Wow. All my life I had just taken care of things on my own, never needing assistance, and never thinking to ask. And I don’t recall anyone just coming up out of the blue to offer it, either. Let alone cute and in green scrubs. Episodes of recent television dramas filled my head.
That’s when my pride began to wilt further into my increased gratitude. At least until I saw that he couldn’t break any of the lug nuts free either. Then I didn’t feel so bad. My foot was still hurting, though, and I began to wonder if I’d cracked the hard plastic insert in my shoe. I made a mental note to check that later.
I returned my co-worker’s tools to his trunk, thanked Mr. Scrubs for trying to help, and went inside to find a phone book.
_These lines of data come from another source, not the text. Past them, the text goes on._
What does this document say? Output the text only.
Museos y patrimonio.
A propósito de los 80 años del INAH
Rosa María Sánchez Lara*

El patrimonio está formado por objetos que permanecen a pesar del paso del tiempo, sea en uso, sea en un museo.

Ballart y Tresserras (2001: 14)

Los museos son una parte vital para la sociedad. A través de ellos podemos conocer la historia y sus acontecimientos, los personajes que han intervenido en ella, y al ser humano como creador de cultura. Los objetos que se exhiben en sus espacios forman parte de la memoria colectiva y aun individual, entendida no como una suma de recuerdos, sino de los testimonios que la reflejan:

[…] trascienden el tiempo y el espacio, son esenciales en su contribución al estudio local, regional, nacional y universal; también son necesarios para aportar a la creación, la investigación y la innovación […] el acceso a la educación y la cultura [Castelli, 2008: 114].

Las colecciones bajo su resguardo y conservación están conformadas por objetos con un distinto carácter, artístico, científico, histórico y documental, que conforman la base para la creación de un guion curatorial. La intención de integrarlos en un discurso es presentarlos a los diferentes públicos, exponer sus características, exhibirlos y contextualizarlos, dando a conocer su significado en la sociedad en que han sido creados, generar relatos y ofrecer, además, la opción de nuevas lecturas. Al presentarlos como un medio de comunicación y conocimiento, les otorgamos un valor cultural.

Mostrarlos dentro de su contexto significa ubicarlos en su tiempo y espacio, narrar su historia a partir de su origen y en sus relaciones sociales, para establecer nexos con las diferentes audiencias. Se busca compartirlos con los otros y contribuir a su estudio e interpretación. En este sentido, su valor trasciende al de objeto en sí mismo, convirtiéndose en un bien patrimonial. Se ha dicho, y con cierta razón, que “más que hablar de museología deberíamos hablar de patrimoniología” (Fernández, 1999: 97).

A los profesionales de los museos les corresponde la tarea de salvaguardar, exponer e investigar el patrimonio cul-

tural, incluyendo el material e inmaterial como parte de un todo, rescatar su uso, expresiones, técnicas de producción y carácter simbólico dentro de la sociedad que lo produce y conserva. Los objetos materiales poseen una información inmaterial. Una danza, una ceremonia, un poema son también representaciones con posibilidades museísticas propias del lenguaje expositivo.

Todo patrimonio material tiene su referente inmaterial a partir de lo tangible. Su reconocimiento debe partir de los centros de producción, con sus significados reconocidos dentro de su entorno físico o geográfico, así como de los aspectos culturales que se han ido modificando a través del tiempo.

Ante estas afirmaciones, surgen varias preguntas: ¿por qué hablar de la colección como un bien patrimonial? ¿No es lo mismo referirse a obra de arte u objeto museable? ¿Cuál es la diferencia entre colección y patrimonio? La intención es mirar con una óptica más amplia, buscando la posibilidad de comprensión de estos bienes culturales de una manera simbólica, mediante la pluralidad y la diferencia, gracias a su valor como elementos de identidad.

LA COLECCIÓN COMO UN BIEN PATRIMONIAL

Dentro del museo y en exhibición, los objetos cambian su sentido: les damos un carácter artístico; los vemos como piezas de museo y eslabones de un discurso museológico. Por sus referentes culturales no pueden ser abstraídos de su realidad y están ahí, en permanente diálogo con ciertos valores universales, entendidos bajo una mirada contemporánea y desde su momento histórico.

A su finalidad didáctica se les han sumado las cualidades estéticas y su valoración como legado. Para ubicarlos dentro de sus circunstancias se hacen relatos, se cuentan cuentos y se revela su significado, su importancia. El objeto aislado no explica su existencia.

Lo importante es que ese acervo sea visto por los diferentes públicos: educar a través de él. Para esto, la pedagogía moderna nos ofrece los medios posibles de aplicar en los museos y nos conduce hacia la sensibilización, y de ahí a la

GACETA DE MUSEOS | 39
I called a local tire shop and explained my dilemma. The young man with whom I spoke said he’d be right there. He arrived with a proper jack and a proper cross bar with which to remove the tire and rim from my car. He did it in under three minutes. In another forty seconds, he had inspected and then affixed my donut spare and instructed me to follow him back to the shop. He did all that without breaking a sweat, let alone any orthotics he probably wasn’t wearing anyway. Those are things reserved for us old folks.
He neither charged me for the twenty mile round trip nor for the labor exerted that day. My only charge was for the new tire and mounting/balancing. Amazingly, my entire bill was less than a hundred dollars.
Back in the car and safely on the road, I counted my blessings the whole way home. Strangers had come to my elderly aid for things I had just discovered I could no longer do alone. It was a strange feeling to not be able to do those things for myself anymore, and my pride was indeed hurt. But I think my gratitude overshadowed the hurt pride.
I don’t know if I can chalk up the kindness of each of these strangers to my wonderful community, or if the stars were just aligned perfectly and in my favor that day. I like to think that given the proper tools, I may have been able to do it myself after all. I may never know.
I’m also thankful that my shoe insert is not cracked or broken. That might have just sent me over the edge. And I’m glad to know that chivalry isn’t quite dead yet, even if my pride is at the end of its rope.